La acción humanitaria del gobierno mexicano encaja en la tradición histórica de nuestro país en materia de asilo. Resulta ocioso perder espacio y tiempo en una relatoría más que conocida y en detenernos a especular sobre la reacción de Donald Trump y de lo costoso que resultará para un gobierno en austeridad mantener su tren de vida y garantizar su integridad física, pero no nos equivoquemos; la generosa actitud del gobierno mexicano, que ya ha servido para una previsible y tupida crítica, pero también para distraer a la opinión pública, no debe ocultar el riesgo de que el ex mandatario de Bolivia termine convertido en asesor de la Cuarta Transformación dada su larga experiencia en encontrar fórmulas leguleyas para acomodar las circunstancias a sus ambiciones de perpetuidad política.
Bien pueden en Morena contratarlo para ofrecer cursos de cómo burlar los controles constitucionales para justificar la reelección eterna. El gobernador de Baja California, Jaime Bonilla, podría ser su primer cliente.
Ya en serio, recordemos que antes de recibir la recomendación de renunciar por parte del comandante del ejército boliviano, Williams Kaliman, es decir, previo a consumarse el golpe de Estado, un alto porcentaje de sus gobernados lo repudió. No el día en que se le cayó el sistema de cómputo electoral para romper el empate con su competidor por la Presidencia, sino cuando los electores rechazaron el referéndum que le permitiría una cuarta reelección.
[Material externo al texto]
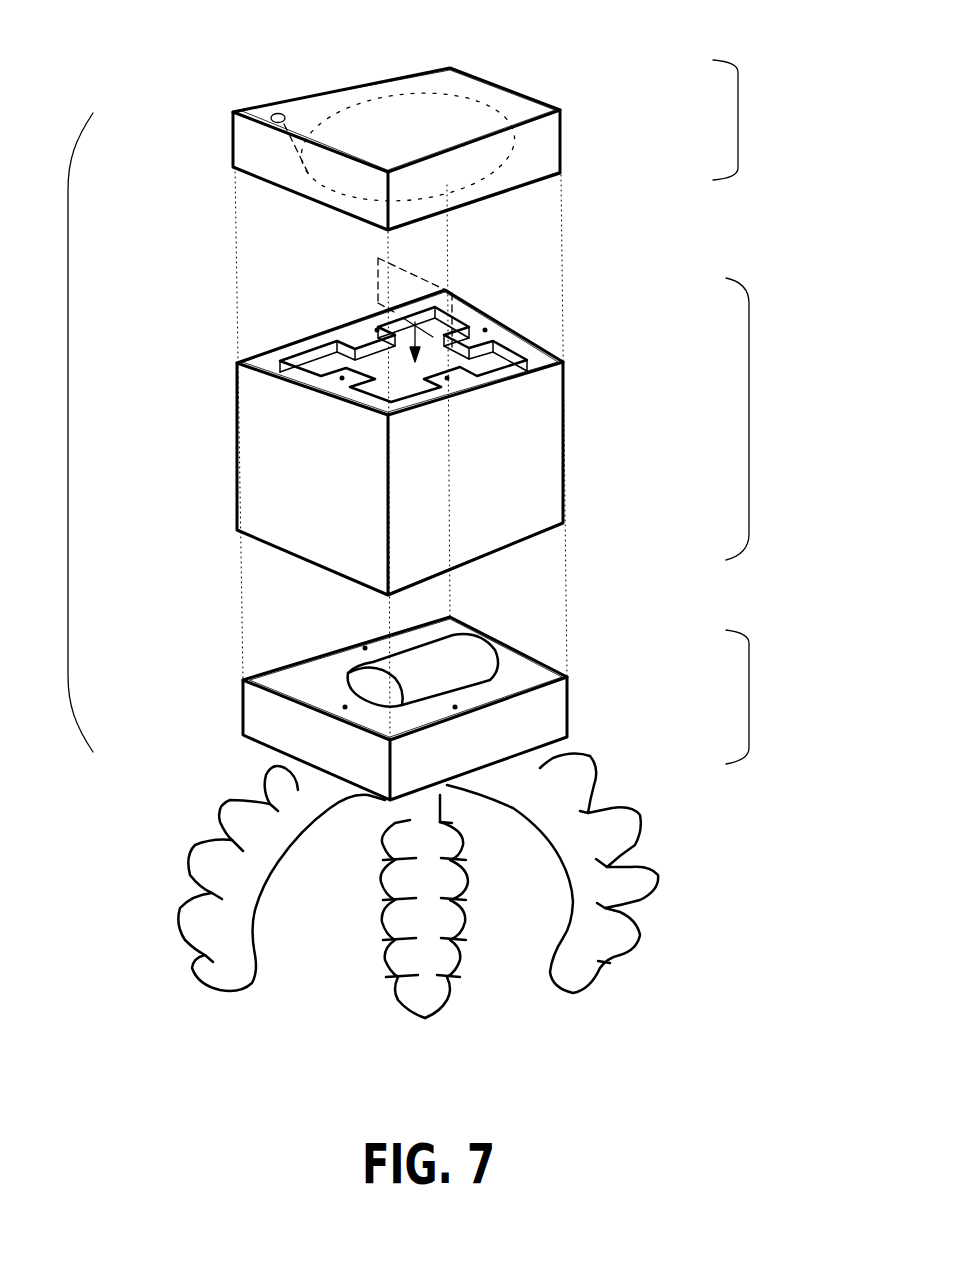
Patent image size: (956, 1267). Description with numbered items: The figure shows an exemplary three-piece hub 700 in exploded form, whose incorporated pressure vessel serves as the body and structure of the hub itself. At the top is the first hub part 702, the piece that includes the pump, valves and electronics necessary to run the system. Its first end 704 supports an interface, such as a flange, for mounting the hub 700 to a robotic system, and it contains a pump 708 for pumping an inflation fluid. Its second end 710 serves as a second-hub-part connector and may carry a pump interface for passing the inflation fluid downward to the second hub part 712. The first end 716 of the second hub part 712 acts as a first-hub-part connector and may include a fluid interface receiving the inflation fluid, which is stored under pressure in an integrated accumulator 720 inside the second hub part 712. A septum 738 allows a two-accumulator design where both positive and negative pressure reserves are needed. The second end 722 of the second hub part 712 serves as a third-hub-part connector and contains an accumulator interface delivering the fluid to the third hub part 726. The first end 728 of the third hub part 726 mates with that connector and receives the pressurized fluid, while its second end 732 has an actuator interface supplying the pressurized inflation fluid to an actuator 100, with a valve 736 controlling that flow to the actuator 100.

The three-piece hub 700 is at (68, 441).
The first hub part 702 is at (762, 120).
The first end 704 is at (350, 96).
The pump 708 is at (465, 110).
The second end 710 is at (500, 205).
The second hub part 712 is at (770, 418).
The first end 716 is at (277, 363).
The integrated accumulator 720 is at (502, 353).
The second end 722 is at (515, 546).
The third hub part 726 is at (770, 698).
The first end 728 is at (308, 682).
The second end 732 is at (258, 755).
The valve 736 is at (275, 118).
The septum 738 is at (377, 282).
The actuator 100 is at (188, 950).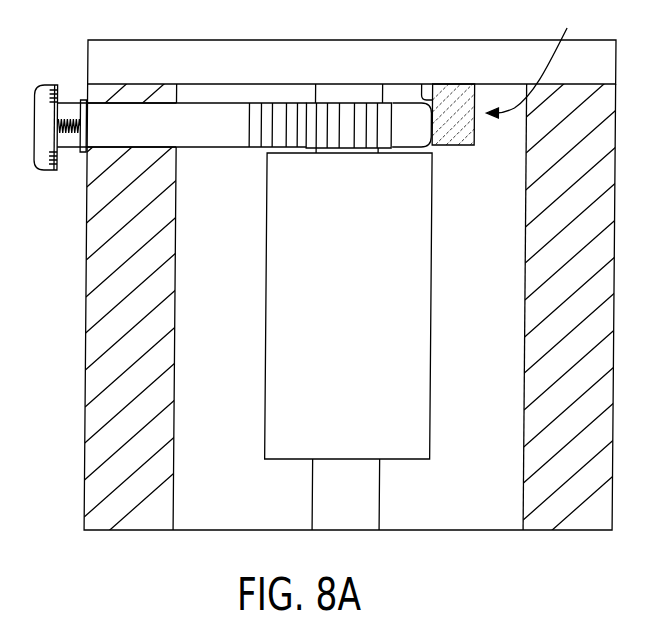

Ya entonces estaba claro que había hartado a un porcentaje mayoritario de los bolivianos. Fue entonces que por segunda ocasión acudió al Tribunal Constitucional, cuyos magistrados fueron colocados por su partido para conseguir la resolución de que impedirle ser candidato una vez más equivalía a atentar contra sus derechos políticos.
Una chicanada jurídica como las que permitieron sus anteriores reelecciones.
En octubre de 2008, el Congreso boliviano aprobó las modificaciones constitucionales que le permitían la reelección por sólo una ocasión. Meses después, sus paisanos aprobaron la nueva normatividad. Las crónicas locales hablan de muertos en los encontronazos entre sus seguidores y sus opositores.
Sería injusto hablar de una puesta en escena, pero con ese logro, Evo, incluso, derramó lágrimas, pues 4 años más en la Presidencia le permitírían cumplir su promesa de “refundar” al país. Prometió, entonces, que una vez concluida la transformación de Bolivia regresaría a casa a seguir cosechando hoja de coca.
Todo quedó planchado para extender su gobierno hasta 2014 después de postularse por segunda ocasión en 2009.
El poder, dice López Obrador, marea a los inteligentes y enloquece a los tontos.
¿Qué es Evo? ¿Inteligente o tonto? No lo sé; quizás, simplemente, se encariñó con el oropel del poder; lo cierto es que después de ocho años en la Presidencia decidió quedarse otra temporada, cuatro años más. La refundación de Bolivia bien merecía el sacrificio.